Performed preprocessing and data visualization for top fraud accounts. Estimated the amount lost in reversed and multi-swipe transactions.
Achieved an AUC of 0.727 for blind set (XGBoost).
Analysed performance of various classification models-
- XGBoost Classifier
- RandomForest Classifier
- DecisionTree Classifier
- Logistic Regression
- SVC
Here XGBoost has the an relatively high accuracy in predicting fraud transactions for the test_set compared to the previous models. Random forests are bagged decision tree models that split on a subset of features on each split instead of using all the features at once. This helps in determining the best step forward at each iteration
Amongst all the models XGBoost Classifier has the best Area under Curve and therefore is the best model for analysing and predicting the fraud transactions.
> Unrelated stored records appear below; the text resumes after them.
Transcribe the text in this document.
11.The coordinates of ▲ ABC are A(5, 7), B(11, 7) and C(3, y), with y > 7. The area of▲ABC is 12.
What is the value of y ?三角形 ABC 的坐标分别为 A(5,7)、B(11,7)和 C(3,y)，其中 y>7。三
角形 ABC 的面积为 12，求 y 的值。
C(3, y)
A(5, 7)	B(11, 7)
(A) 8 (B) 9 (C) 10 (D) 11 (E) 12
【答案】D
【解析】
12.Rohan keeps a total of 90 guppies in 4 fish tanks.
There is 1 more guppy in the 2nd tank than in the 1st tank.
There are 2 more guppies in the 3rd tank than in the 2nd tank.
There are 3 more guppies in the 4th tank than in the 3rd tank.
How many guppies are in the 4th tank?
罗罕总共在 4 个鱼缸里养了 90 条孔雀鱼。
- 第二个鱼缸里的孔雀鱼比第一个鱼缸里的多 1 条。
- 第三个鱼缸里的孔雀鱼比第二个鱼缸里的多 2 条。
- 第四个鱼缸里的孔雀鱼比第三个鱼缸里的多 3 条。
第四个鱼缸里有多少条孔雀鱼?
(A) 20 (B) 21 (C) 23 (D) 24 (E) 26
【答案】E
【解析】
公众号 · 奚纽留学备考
However Random Forest Classifier also has reasonably similar test accuracy and AUC. Hence even Random Forest Classifier can be considered as a good choice for predicting the fraud transactions
Test Data Accuracies:
Model | Accuracy |
---|---|
Support Vector Classifier | 0.5657 |
Decision Tree Classifier | 0.5725 |
Logistic Regression | 0.6434 |
Random Forest | 0.6701 |
XGBoost Classifier | 0.6704 |
Based upon the AUC and above Confusion Matrix the choice of models for the Fraud prediction is as follows:
The model accuracies can be improved with feature engineering and tuning the hyperparameters in future Also we can use F1 score, rms error asa metric to evaluate.